In the second phase, appropriate threat modeling must be defined for software security. Any scenario that might compromise software security must be identified and documented. It is critical to note that the application will be subjected to a distributed environment, and security robustness should be assessed appropriately.

3. Development

To increase efficiency at this phase, developers must use appropriate secure coding skills. They must be trained on secure coding to allow them to fix any vulnerabilities while writing codes. At this point, the development team will handle any vulnerability anticipated during deployment.

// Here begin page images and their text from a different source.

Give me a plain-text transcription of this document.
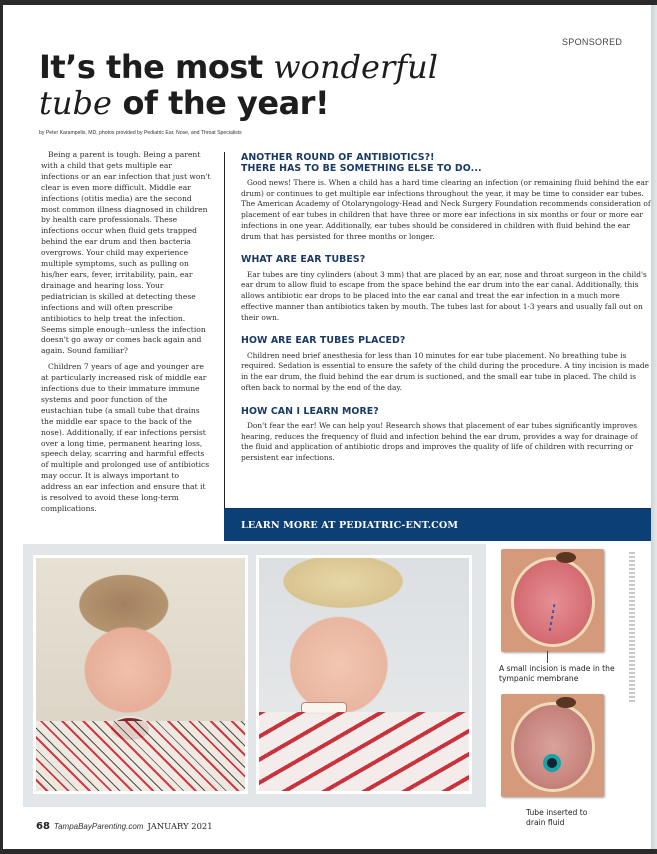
SPONSORED
It’s the most wonderful
tube of the year!
by Peter Karampelis, MD, photos provided by Pediatric Ear, Nose, and Throat Specialists

Being a parent is tough. Being a parent with a child that gets multiple ear infections or an ear infection that just won't clear is even more difficult. Middle ear infections (otitis media) are the second most common illness diagnosed in children by health care professionals. These infections occur when fluid gets trapped behind the ear drum and then bacteria overgrows. Your child may experience multiple symptoms, such as pulling on his/her ears, fever, irritability, pain, ear drainage and hearing loss. Your pediatrician is skilled at detecting these infections and will often prescribe antibiotics to help treat the infection. Seems simple enough--unless the infection doesn't go away or comes back again and again. Sound familiar?

Children 7 years of age and younger are at particularly increased risk of middle ear infections due to their immature immune systems and poor function of the eustachian tube (a small tube that drains the middle ear space to the back of the nose). Additionally, if ear infections persist over a long time, permanent hearing loss, speech delay, scarring and harmful effects of multiple and prolonged use of antibiotics may occur. It is always important to address an ear infection and ensure that it is resolved to avoid these long-term complications.

ANOTHER ROUND OF ANTIBIOTICS?!
THERE HAS TO BE SOMETHING ELSE TO DO...

Good news! There is. When a child has a hard time clearing an infection (or remaining fluid behind the ear drum) or continues to get multiple ear infections throughout the year, it may be time to consider ear tubes. The American Academy of Otolaryngology-Head and Neck Surgery Foundation recommends consideration of placement of ear tubes in children that have three or more ear infections in six months or four or more ear infections in one year. Additionally, ear tubes should be considered in children with fluid behind the ear drum that has persisted for three months or longer.

WHAT ARE EAR TUBES?

Ear tubes are tiny cylinders (about 3 mm) that are placed by an ear, nose and throat surgeon in the child's ear drum to allow fluid to escape from the space behind the ear drum into the ear canal. Additionally, this allows antibiotic ear drops to be placed into the ear canal and treat the ear infection in a much more effective manner than antibiotics taken by mouth. The tubes last for about 1-3 years and usually fall out on their own.

HOW ARE EAR TUBES PLACED?

Children need brief anesthesia for less than 10 minutes for ear tube placement. No breathing tube is required. Sedation is essential to ensure the safety of the child during the procedure. A tiny incision is made in the ear drum, the fluid behind the ear drum is suctioned, and the small ear tube in placed. The child is often back to normal by the end of the day.

HOW CAN I LEARN MORE?

Don't fear the ear! We can help you! Research shows that placement of ear tubes significantly improves hearing, reduces the frequency of fluid and infection behind the ear drum, provides a way for drainage of the fluid and application of antibiotic drops and improves the quality of life of children with recurring or persistent ear infections.

LEARN MORE AT PEDIATRIC-ENT.COM
A small incision is made in the tympanic membrane
Tube inserted to drain fluid
68 TampaBayParenting.com JANUARY 2021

Developers should consider software security when using open-source components. They can do this by employing appropriate automated code review tools to comply with standards. SAST and DAST tools can be used to perform the analysis while still performing threat modeling. 

4. Testing

This stage will include intensive testing besides SAST and DAST. Tests to be performed include penetration testing, security test, and application testing. The testing process must be a continuous exercise.

Organizations should outsource testing experts besides the developing team to uncover more vulnerabilities. This allows cost saving by hiring the best talent to test the software. 

5. Deployment

The development team must deploy bug-free software at this stage. The testing team should present a vulnerability report to ensure no errors during this phase.

6. Maintenance

After the software has been deployed, efficiency will be increased by regular monitoring to improve performance. The maintenance team must release regular software updates and patches to resolve any possible bugs. With security integrated at each phase, the software maintenance cost will be reduced.

Wrap up

Robust security measures will combat growing system vulnerabilities while ensuring efficiency. A secure software development life cycle (SDLC) results in a top-notch product and sustainable development. 

Secure SDLC is achieved by understanding the particular phases of the software development life cycle. This increases efficiency by eliminating vulnerabilities at the initial phases of SDLC, which then shortens development time and reduces maintenance costs in fixing bugs at later stages.

Developers require practical training on secure software development life cycle to efficiently locate and fix vulnerabilities in their applications.